As alternativas para o desenvolvimento agrícola e social nas nove comunidades situadas na área de pesquisa do Piatam surgiram em 2005 e são feitas com base nos estudos de extensão rural realizados ao longo dos sete anos de execução do projeto. Entre essas ações, que incluem oficinas de capacitação de liderança e o desenvolvimento de hortas comunitárias, estão previstas atividades que priorizam melhorias no processamento da malva e da juta para comercialização.
– Ao identificarmos essas dificuldades, tentamos buscar inovações tecnológicas que pudessem romper certas práticas da cadeia produtiva, substituindo o esforço subumano exigido no processo. As seis máquinas distribuídas durante a viagem foram financiadas pelo Ministério da Ciência e Tecnologia e exercerão um importante papel no processo produtivo dessas culturas, trazendo inúmeros benefícios à produção e diminuindo os danos à saúde dessas pessoas, comentou Therezinha Fraxe, doutora em Sociologia e coordenadora da área de Socioeconomia do Piatam.

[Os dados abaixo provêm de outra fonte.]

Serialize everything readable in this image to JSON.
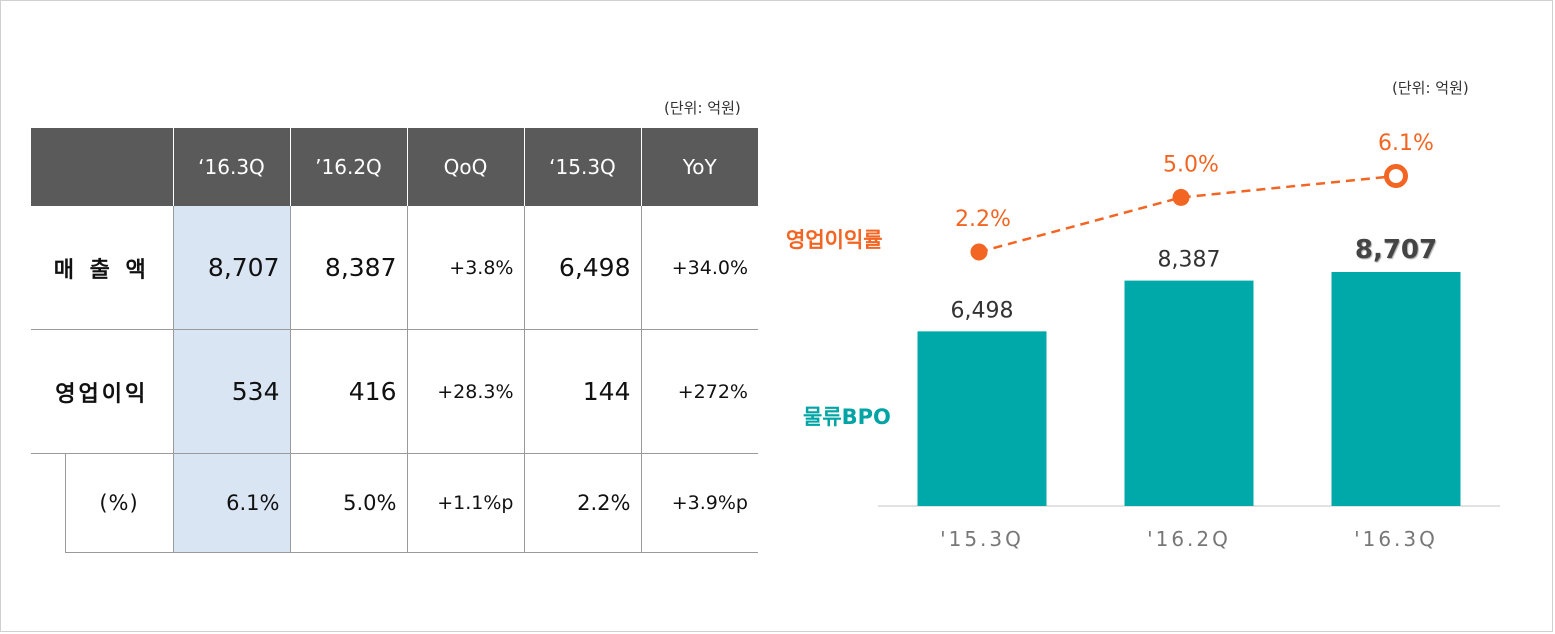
{
  "unit_left": "(단위: 억원)",
  "unit_right": "(단위: 억원)",
  "table": {
    "headers": [
      "",
      "‘16.3Q",
      "’16.2Q",
      "QoQ",
      "‘15.3Q",
      "YoY"
    ],
    "rows": [
      {
        "label": "매 출 액",
        "cells": [
          "8,707",
          "8,387",
          "+3.8%",
          "6,498",
          "+34.0%"
        ]
      },
      {
        "label": "영업이익",
        "cells": [
          "534",
          "416",
          "+28.3%",
          "144",
          "+272%"
        ]
      },
      {
        "label": "(%)",
        "cells": [
          "6.1%",
          "5.0%",
          "+1.1%p",
          "2.2%",
          "+3.9%p"
        ]
      }
    ]
  },
  "chart_labels": {
    "margin_label": "영업이익률",
    "bar_label": "물류BPO"
  },
  "chart_data": {
    "type": "bar",
    "categories": [
      "'15.3Q",
      "'16.2Q",
      "'16.3Q"
    ],
    "series": [
      {
        "name": "물류BPO",
        "type": "bar",
        "values": [
          6498,
          8387,
          8707
        ],
        "labels": [
          "6,498",
          "8,387",
          "8,707"
        ],
        "color": "#00a9a9"
      },
      {
        "name": "영업이익률",
        "type": "line",
        "values": [
          2.2,
          5.0,
          6.1
        ],
        "labels": [
          "2.2%",
          "5.0%",
          "6.1%"
        ],
        "color": "#f26522"
      }
    ],
    "title": "",
    "xlabel": "",
    "ylabel": "",
    "highlight_last": true
  },
  "colors": {
    "header_bg": "#5a5a5a",
    "highlight": "#dae5f3",
    "bar": "#00a9a9",
    "line": "#f26522"
  }
}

A pesquisadora explica, no entanto, que nenhum projeto realizado em comunidades ribeirinhas pode se dizer sustentável se não trabalhar a questão de sua estruturação social. Por isso, a disponibilização da máquina não se configura como uma doação, pressupondo uma contrapartida por parte dos agricultores os quais terão que cumprir indicadores sociais relacionados à organização social (a partir da legalização das associações e da construção de sedes comunitárias), à saúde (garantindo a vacinação, a diminuição do índice de verminoses nas crianças e a realização periódica do exame preventivo para as mulheres) e à educação (considerando a inclusão das crianças na escola e a diminuição do índice de evasão e repetência). Além disso, os produtores também foram orientados, por meio de uma oficina de capacitação em administração rural, a trabalharem a organização do gerenciamento da propriedade e da produção, tanto individuais, como as comunitárias.

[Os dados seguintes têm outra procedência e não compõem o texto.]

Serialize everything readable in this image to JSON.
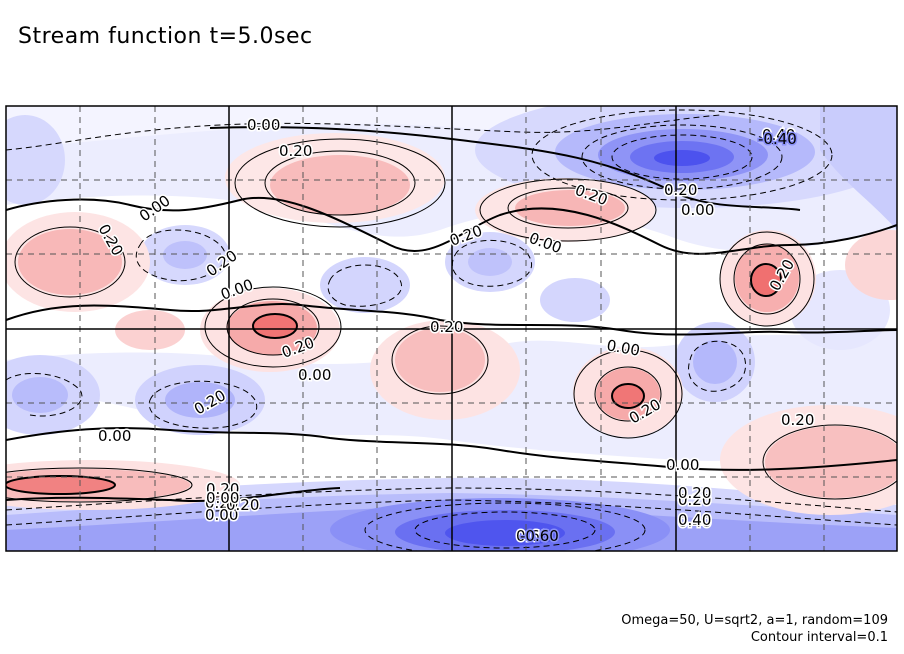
{
  "title": "Stream function t=5.0sec",
  "footer": {
    "params": "Omega=50, U=sqrt2, a=1, random=109",
    "interval": "Contour interval=0.1"
  },
  "chart_data": {
    "type": "contour",
    "variable": "Stream function",
    "time": "t=5.0sec",
    "contour_interval": 0.1,
    "positive_color": "#f07070",
    "negative_color": "#4848ee",
    "zero_line_color": "#000000",
    "grid": "dashed",
    "contour_labels": [
      "0.00",
      "0.20",
      "0.00",
      "0.20",
      "0.20",
      "0.00",
      "0.20",
      "0.00",
      "0.20",
      "0.40",
      "0.20",
      "0.00",
      "0.20",
      "0.20",
      "0.20",
      "0.00",
      "0.20",
      "0.00",
      "0.20",
      "0.00",
      "0.20",
      "0.00",
      "0.20",
      "0.20",
      "0.00",
      "0.20",
      "0.40",
      "0.60",
      "0.20",
      "0.00",
      "0.20",
      "0.40"
    ],
    "features": [
      {
        "sign": "negative",
        "peak": -0.6,
        "label": "-0.60"
      },
      {
        "sign": "negative",
        "peak": -0.5,
        "label": "-0.40"
      },
      {
        "sign": "positive",
        "peak": 0.4,
        "label": "0.20"
      },
      {
        "sign": "positive",
        "peak": 0.4,
        "label": "0.20"
      },
      {
        "sign": "positive",
        "peak": 0.35,
        "label": "0.20"
      },
      {
        "sign": "positive",
        "peak": 0.3,
        "label": "0.20"
      },
      {
        "sign": "positive",
        "peak": 0.3,
        "label": "0.20"
      },
      {
        "sign": "positive",
        "peak": 0.3,
        "label": "0.20"
      },
      {
        "sign": "positive",
        "peak": 0.3,
        "label": "0.20"
      }
    ]
  }
}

Após acompanhar as atividades do projeto, Leonardo Hamú classificou o equipamento como uma tecnologia social. Para ele, acompanhar os trabalhos propiciou uma percepção mais precisa do modo de vida dessas populações tradicionais, capacitando-o a avaliar com mais propriedade tanto as futuras propostas, como a execução do projeto financiado pelo MCT.

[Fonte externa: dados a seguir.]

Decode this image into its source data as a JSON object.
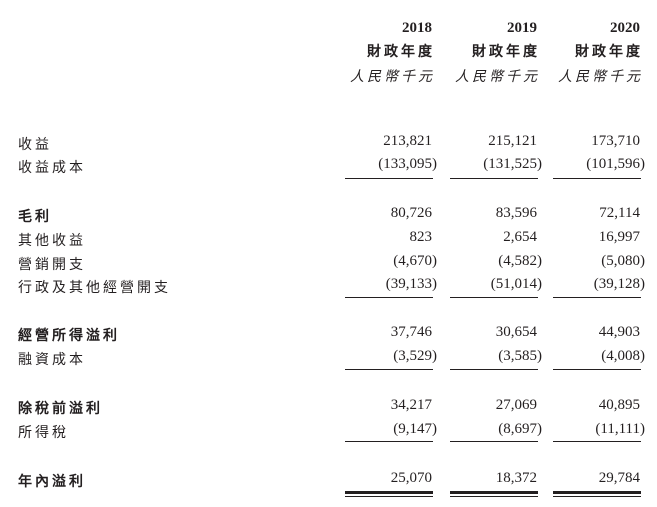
{
  "header": {
    "columns": [
      {
        "year": "2018",
        "period": "財政年度",
        "unit": "人民幣千元"
      },
      {
        "year": "2019",
        "period": "財政年度",
        "unit": "人民幣千元"
      },
      {
        "year": "2020",
        "period": "財政年度",
        "unit": "人民幣千元"
      }
    ]
  },
  "rows": [
    {
      "label": "收益",
      "bold": false,
      "values": [
        "213,821",
        "215,121",
        "173,710"
      ]
    },
    {
      "label": "收益成本",
      "bold": false,
      "values": [
        "(133,095)",
        "(131,525)",
        "(101,596)"
      ]
    },
    {
      "label": "毛利",
      "bold": true,
      "values": [
        "80,726",
        "83,596",
        "72,114"
      ]
    },
    {
      "label": "其他收益",
      "bold": false,
      "values": [
        "823",
        "2,654",
        "16,997"
      ]
    },
    {
      "label": "營銷開支",
      "bold": false,
      "values": [
        "(4,670)",
        "(4,582)",
        "(5,080)"
      ]
    },
    {
      "label": "行政及其他經營開支",
      "bold": false,
      "values": [
        "(39,133)",
        "(51,014)",
        "(39,128)"
      ]
    },
    {
      "label": "經營所得溢利",
      "bold": true,
      "values": [
        "37,746",
        "30,654",
        "44,903"
      ]
    },
    {
      "label": "融資成本",
      "bold": false,
      "values": [
        "(3,529)",
        "(3,585)",
        "(4,008)"
      ]
    },
    {
      "label": "除稅前溢利",
      "bold": true,
      "values": [
        "34,217",
        "27,069",
        "40,895"
      ]
    },
    {
      "label": "所得稅",
      "bold": false,
      "values": [
        "(9,147)",
        "(8,697)",
        "(11,111)"
      ]
    },
    {
      "label": "年內溢利",
      "bold": true,
      "values": [
        "25,070",
        "18,372",
        "29,784"
      ]
    }
  ]
}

– Tivemos a oportunidade de vivenciar o método tradicional de colheita e manejo da fibra e vislumbrar de que forma a máquina poderá melhorar e influenciar a vida dessas pessoas. Entendo que é necessário que esses projetos jamais sejam interrompidos. Assim, garantir o fluxo de recursos por parte do Governo Federal é de fundamental importância para garantir a continuidade e sustentabilidade das ações, completou.